A: He’s been the center block of this team since I’ve been here. He’s been the heart and soul of our team. He’s been through the dog days, the good days and then back to the dog days again. It’s unfortunate what happened but he’s such a character guy – everyone loves him. He’s such a great leader. There are not enough guys out there like him and he’s so valuable for our team and our organization. Everyone likes the guy – he’s very friendly with all the players when they first come in and makes them feel very welcome and he’s very tough on guys and he’s not afraid to stand up for his team and to lead by example. He’s willing to say ‘Hey, I’m putting in the work; we need you putting in the work too.’

Q: Then I wanted to ask you about Jordan Cameron, who has been the leading scorer for you over the past three years…

A: You know, Cam’s a special player. He’s one of the most skilled, gifted players in this league and I don’t even think he belongs in this league with the skill level that guy has. Every team or every coach I talk to, they always bring up his name…they think he’s one of the best players and I definitely think that too.

Q: You have a challenge before you in re-building your goaltending for the coming season. How’s that going so far?

A: You know honestly, Jaeger’s are going to be tough shoes to fill. He’s been a fan favorite and he’s done a great job. He’s won a championship for us here. Ronnie’s been all over, phoning goalies. He’s going after the right guys. We feel like we’re looking at the right guys, so hopefully we can fill that void.

Q: What can we expect from the defense, player-wise this season?

A: We’re trying to find the right guys to bring in to play defense. We’re looking to get some guys that we’ve seen before with hopefully some younger guys to come in and prove themselves as well. It’s going to definitely be a new D core. We’ll get some new guys but hopefully we’ll still get some of our guys back…we don’t know yet – it’s up in the air right now.

Q: How hard is it to find players?

A: It’s a time-consuming job…I don’t know if people realize that. We are basically calling 25-30 guys a day, trying to sell our program to them – why wouldn’t they come here, this is the place to be, but it’s tough because a lot of guys want to go to the NHL or the American League and then if they don’t go there, they either consider us or the East Coast League. It’s not an easy job finding their number and tracking them down, getting references. And out of 30 people, there’s one or two that say yes. It just takes some time. It’s a process, that’s all it is.

Q: The biggest news of the off-season is no doubt the integration of IHL teams into the Central Hockey League. What’s your take on this?

A: I think it’s going to be good. I think it’s going to be exciting. It’s going to be nice going to Fort Wayne. I’ve always heard a lot about them and their organization as well as all the other teams joining. I think it’s going to be exciting to travel to new cities and for them, it’s going to be nice having 18 teams in the league instead of playing a few teams every night, game in and game out. It’s nice to have that rivalry but at the end of the day, it’s nice to see other teams as well.

Q: If you overlay the map of the “new CHL” on a map of ECHL cities, you can pretty much see a blueprint of what may someday become a nationwide AA league. Do you think having a single AA developmental league is a good idea?
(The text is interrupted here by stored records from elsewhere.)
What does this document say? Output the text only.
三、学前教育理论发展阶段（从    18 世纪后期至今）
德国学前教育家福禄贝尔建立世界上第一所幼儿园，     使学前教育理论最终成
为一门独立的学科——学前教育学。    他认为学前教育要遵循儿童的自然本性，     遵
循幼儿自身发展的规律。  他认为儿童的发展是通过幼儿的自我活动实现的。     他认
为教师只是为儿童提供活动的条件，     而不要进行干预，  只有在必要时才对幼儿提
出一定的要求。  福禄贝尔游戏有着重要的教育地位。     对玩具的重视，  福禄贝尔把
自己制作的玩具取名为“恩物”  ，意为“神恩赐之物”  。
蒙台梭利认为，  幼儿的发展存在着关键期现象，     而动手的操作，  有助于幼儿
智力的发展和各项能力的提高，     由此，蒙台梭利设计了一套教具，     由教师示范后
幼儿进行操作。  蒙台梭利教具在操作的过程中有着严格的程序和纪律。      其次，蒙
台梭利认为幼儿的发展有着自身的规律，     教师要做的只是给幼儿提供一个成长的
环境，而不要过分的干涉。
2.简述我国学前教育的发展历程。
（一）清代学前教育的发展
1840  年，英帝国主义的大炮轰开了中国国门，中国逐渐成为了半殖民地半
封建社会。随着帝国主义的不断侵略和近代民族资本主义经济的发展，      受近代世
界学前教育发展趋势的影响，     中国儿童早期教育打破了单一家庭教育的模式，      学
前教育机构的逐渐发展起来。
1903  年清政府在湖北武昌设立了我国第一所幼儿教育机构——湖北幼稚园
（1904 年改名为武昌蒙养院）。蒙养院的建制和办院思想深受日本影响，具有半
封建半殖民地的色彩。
A: I think that’s the way to go to, tell you the truth. On big AA league – then everyone’s on the same playing field. You’d have more people getting affiliated. That’s what I’d like to see, is more teams getting some affiliations which would bring good, young talent into their city and make this a real developmental league where you’ve got guys going up and down. You see guys that start young and they end up being in the NHL – that’s the ultimate goal. It’s definitely a good blueprint and hopefully it works out well and then it turns out that it makes an impact on the future of hockey.